Top critical review
2 people found this helpful
“Show, don’t tell is the ... filmmaker's(sic) first commandment.”
on 3 November 2014
To use an expression of the author’s, “mash-up” seems a fairly apt description of this book. Divided into four sections, it tells the story of Cynthia Ann Parker and her son Quanah in the first two and of Alan LeMay’s novel “The Searchers” and the making of John Ford’s film of the same name based on it, in the last two. It is a strange mix. The author, Glenn Frankel, acknowledges that LeMay’s novel was a result of considerable research of a number of child abductions by Comanche Indians, and yet chooses to tell only the story of Cynthia Ann, which was somewhat different from that depicted in the film. And it is difficult to see how Quanah’s story relates to the film at all.
The heart of the book however is undoubtedly the making of the film, and intriguing it is too. How could a rather unpleasant and autocratic man such as Ford make such a stunning film? He seems to have taken pleasure in abusing anyone of any significance on the set, not even excluding John Wayne. He was fond of portraying punch-ups on screen, and sometimes didn’t mind throwing a few himself off screen, either.

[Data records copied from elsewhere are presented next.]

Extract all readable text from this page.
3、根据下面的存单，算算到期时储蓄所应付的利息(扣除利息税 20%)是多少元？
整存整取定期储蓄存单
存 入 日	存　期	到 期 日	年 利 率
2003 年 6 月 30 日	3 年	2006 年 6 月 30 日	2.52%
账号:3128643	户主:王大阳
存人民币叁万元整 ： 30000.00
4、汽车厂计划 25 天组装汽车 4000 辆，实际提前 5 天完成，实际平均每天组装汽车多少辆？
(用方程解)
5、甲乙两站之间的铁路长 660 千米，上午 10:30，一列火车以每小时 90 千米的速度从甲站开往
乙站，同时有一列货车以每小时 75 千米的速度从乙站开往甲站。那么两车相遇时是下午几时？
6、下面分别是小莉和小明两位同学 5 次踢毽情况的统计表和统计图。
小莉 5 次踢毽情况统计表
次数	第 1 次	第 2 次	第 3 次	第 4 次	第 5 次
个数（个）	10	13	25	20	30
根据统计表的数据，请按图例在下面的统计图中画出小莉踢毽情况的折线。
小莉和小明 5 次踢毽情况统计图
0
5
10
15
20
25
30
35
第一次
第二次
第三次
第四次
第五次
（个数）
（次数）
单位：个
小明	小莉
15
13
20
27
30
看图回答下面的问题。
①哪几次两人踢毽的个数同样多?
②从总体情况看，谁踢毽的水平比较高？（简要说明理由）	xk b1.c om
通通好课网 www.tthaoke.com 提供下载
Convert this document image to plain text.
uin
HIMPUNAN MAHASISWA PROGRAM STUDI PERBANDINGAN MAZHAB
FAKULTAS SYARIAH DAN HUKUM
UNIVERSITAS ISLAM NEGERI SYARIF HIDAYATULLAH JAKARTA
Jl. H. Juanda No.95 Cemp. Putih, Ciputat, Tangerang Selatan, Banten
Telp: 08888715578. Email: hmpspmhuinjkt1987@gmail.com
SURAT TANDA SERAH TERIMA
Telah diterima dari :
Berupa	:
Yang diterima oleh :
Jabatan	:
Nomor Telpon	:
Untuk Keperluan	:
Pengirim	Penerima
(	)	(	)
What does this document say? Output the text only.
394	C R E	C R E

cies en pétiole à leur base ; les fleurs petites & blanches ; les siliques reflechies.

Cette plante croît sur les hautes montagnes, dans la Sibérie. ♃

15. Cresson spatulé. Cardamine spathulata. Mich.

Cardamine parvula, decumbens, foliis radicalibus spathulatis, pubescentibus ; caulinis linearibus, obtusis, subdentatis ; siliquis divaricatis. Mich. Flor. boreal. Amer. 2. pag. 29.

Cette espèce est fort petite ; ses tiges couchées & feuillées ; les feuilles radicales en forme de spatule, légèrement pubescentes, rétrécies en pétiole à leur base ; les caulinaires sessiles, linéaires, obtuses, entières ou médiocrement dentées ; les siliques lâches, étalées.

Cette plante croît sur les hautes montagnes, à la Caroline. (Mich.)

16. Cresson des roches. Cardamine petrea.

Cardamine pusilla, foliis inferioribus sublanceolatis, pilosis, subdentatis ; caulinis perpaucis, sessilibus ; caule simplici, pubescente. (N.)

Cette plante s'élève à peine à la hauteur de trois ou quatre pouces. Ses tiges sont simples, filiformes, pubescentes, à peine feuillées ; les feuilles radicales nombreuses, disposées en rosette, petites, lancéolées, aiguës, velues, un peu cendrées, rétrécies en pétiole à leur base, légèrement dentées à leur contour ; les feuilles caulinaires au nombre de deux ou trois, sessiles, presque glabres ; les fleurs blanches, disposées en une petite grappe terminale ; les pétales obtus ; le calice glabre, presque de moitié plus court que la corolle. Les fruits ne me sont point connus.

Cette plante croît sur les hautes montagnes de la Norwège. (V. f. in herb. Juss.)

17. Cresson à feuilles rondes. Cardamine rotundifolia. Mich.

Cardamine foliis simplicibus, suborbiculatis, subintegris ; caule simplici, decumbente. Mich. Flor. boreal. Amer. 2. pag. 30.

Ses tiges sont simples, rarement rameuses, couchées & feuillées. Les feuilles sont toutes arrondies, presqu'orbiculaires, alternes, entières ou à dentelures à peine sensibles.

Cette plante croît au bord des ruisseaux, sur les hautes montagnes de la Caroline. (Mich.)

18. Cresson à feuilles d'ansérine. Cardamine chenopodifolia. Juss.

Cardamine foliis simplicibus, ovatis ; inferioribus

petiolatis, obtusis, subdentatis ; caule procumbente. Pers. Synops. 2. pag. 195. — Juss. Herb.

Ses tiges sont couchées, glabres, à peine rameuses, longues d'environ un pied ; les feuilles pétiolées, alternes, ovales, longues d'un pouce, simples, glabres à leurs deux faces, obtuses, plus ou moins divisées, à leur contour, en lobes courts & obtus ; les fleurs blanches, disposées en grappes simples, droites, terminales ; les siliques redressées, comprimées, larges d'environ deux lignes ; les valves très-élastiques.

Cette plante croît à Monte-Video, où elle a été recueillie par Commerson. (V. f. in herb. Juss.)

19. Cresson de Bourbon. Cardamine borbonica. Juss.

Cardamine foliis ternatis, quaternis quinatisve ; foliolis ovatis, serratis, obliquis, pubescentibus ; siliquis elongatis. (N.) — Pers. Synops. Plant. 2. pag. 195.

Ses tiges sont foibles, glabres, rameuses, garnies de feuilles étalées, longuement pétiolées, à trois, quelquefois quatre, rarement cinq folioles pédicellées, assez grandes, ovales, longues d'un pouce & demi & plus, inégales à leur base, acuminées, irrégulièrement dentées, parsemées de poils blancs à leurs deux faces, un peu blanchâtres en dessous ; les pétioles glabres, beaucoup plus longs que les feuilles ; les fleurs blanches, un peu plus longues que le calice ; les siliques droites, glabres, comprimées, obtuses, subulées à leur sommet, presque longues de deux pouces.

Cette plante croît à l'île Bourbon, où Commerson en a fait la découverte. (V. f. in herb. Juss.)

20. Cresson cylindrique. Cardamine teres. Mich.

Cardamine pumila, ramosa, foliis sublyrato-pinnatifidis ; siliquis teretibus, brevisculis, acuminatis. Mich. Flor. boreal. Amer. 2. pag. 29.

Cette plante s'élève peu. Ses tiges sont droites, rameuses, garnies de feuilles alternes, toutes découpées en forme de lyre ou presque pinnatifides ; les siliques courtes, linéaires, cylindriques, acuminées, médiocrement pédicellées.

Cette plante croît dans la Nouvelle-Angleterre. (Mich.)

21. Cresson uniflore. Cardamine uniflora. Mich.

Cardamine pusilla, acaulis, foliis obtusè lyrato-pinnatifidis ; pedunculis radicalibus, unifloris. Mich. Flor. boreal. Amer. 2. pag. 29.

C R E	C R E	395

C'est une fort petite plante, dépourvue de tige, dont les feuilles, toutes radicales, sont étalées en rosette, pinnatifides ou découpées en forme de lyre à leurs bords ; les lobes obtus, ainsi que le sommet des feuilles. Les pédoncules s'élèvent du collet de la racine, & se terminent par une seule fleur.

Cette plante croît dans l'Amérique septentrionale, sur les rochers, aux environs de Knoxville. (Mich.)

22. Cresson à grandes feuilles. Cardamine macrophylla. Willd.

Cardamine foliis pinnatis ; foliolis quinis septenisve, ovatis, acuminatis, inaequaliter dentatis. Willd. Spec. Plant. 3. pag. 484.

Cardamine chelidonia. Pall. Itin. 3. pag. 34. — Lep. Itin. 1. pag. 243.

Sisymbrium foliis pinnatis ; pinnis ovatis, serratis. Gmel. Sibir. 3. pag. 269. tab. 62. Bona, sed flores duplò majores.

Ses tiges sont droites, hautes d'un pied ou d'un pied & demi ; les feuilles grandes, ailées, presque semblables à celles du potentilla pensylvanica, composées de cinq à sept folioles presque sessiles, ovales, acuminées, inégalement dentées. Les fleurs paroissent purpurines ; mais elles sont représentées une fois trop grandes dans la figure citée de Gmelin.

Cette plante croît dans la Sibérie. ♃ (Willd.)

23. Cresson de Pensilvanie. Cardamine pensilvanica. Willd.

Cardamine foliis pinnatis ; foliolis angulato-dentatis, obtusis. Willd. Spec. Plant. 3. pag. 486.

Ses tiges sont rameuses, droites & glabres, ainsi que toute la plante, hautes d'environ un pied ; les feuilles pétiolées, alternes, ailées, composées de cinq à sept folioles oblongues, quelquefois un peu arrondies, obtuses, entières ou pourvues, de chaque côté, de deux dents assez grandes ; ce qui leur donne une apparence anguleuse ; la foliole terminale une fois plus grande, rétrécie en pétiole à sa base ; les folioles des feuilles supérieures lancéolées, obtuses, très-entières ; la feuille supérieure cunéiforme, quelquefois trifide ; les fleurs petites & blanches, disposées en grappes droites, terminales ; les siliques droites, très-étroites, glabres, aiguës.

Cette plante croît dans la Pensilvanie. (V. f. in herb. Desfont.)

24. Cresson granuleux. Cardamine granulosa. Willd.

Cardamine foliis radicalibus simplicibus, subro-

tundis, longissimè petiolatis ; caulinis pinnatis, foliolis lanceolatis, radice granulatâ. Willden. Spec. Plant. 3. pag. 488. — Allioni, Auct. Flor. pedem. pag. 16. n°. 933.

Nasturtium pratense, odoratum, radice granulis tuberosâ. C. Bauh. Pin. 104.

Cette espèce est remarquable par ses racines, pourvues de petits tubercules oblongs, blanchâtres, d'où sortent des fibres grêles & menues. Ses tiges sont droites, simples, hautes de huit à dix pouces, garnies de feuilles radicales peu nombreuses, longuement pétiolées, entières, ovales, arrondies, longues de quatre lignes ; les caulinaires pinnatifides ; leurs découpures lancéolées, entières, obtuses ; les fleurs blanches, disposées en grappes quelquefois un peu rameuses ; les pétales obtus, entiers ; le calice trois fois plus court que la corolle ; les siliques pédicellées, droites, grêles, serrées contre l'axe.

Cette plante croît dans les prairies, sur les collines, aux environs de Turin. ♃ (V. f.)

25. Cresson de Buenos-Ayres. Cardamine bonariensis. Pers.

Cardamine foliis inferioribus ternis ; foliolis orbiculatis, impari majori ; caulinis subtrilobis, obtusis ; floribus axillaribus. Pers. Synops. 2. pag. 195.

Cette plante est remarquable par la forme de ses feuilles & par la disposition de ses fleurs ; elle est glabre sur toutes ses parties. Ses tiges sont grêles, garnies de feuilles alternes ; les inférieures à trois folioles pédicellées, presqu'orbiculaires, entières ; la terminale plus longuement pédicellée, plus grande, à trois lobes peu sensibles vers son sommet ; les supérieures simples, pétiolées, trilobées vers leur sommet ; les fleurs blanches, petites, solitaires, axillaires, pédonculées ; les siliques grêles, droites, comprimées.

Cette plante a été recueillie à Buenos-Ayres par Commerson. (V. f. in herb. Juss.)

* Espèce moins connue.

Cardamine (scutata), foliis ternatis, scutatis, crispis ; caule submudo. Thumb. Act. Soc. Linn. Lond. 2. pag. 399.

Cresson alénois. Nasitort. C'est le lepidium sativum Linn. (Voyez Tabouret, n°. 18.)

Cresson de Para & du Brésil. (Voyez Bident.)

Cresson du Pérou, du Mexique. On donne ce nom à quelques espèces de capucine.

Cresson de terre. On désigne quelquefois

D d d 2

Although visually it is a stunning film, it is also flawed. This is partly due to Ford’s weakness shown in some of his other films for folksy humour and sentimentality. But more importantly by the story being taken over by Ethan’s perceived racism. Would he really have spent seven years obsessively searching for someone just to kill her because she had been contaminated by a Comanche Indian? Wouldn't anyone have tried to get Debbie back, no matter who had taken her? Cynthia Ann’s story and her fate simply do not sit well with the film. If Ethan was a racist then surely Scar the Comanche was one also, and it simply isn't a useful concept.
In the form in which the author presents them, the detailed stories of Cynthia Ann and Quanah are unnecessary and relatively familiar. A more general assessment of the Comanche and their abduction of white children and their fate would have been more appropriate. But the story of how the film was made is both absorbing and revealing.